Re: Consonant Harmony?
From: | Wesley Parish <wes.parish@...> |
Date: | Thursday, September 26, 2002, 7:48 |
On Thu, 26 Sep 2002 01:58, Muke Tever wrote:
> From: "Thomas R. Wier" <trwier@...>
> Subject: Consonant harmony?
>
> > I was sitting here reading an article about word classes in
> > Winnebago when all of a sudden, more or less out of nowhere, I
> > began to wonder if there were conlangs with consonant harmony.

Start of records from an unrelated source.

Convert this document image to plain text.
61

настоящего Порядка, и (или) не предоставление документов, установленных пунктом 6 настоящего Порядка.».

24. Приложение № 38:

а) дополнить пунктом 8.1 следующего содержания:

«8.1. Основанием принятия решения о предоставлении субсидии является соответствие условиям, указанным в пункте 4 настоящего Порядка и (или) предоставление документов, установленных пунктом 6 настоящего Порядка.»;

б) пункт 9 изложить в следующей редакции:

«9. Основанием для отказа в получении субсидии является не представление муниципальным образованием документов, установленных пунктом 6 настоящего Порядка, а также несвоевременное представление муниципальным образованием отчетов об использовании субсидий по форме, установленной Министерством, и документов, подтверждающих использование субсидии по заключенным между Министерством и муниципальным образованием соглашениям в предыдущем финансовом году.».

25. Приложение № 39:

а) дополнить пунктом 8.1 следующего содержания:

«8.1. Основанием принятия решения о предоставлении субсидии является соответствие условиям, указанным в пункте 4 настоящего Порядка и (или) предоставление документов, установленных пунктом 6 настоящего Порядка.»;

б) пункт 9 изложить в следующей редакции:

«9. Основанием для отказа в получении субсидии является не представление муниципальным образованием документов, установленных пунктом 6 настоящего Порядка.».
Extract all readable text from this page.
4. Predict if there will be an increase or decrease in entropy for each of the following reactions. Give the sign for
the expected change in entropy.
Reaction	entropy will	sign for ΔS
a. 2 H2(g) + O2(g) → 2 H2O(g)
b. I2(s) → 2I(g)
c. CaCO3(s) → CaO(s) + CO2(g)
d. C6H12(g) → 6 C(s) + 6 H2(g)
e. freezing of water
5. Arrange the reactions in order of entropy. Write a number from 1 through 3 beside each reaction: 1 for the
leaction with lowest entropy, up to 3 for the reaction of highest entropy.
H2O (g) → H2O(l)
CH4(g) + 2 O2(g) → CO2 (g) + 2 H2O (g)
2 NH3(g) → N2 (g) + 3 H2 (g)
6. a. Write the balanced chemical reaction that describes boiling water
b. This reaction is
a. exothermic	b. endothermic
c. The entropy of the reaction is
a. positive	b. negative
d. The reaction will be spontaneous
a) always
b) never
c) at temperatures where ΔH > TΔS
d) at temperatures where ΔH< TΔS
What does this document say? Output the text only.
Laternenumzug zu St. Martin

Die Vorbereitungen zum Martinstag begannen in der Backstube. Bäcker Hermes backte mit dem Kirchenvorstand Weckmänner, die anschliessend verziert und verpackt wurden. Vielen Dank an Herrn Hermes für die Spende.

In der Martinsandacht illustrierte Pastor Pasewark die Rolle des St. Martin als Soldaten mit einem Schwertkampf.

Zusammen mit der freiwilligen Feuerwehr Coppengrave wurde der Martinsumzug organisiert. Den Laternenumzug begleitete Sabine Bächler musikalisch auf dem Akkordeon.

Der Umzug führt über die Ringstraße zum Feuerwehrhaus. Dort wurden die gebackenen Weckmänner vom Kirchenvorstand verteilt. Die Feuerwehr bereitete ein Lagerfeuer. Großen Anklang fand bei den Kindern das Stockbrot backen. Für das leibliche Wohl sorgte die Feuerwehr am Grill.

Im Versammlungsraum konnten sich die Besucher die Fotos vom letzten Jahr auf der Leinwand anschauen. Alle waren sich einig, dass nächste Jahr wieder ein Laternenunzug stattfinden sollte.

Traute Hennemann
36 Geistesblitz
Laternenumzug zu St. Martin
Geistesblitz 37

> > (I suppose some of the examples reminded me of some examples
> > of palatal harmony I'd studied last year.) None of my languages
> > have it, and I've never heard of any. How about it? Are
> > there any?
>
> The only example that jumps to my head is Greek stops that are brought
> together sharing their voicing type--voiced/voiceless/aspirate, so: phth,
> khth, but not pth, gth.
Maybe take a look at Georgian.
Wesley Parish
>
> I imagine consonant disharmony would be a lot more common. "Root
> constraints" like those seen in Semitic or PIE have to come from
> somewhere... but I don't know if there are any live examples offhand...
>
>
> *Muke!
--
Mau e ki, "He aha te mea nui?"
You ask, "What is the most important thing?"
Maku e ki, "He tangata, he tangata, he tangata."
I reply, "It is people, it is people, it is people."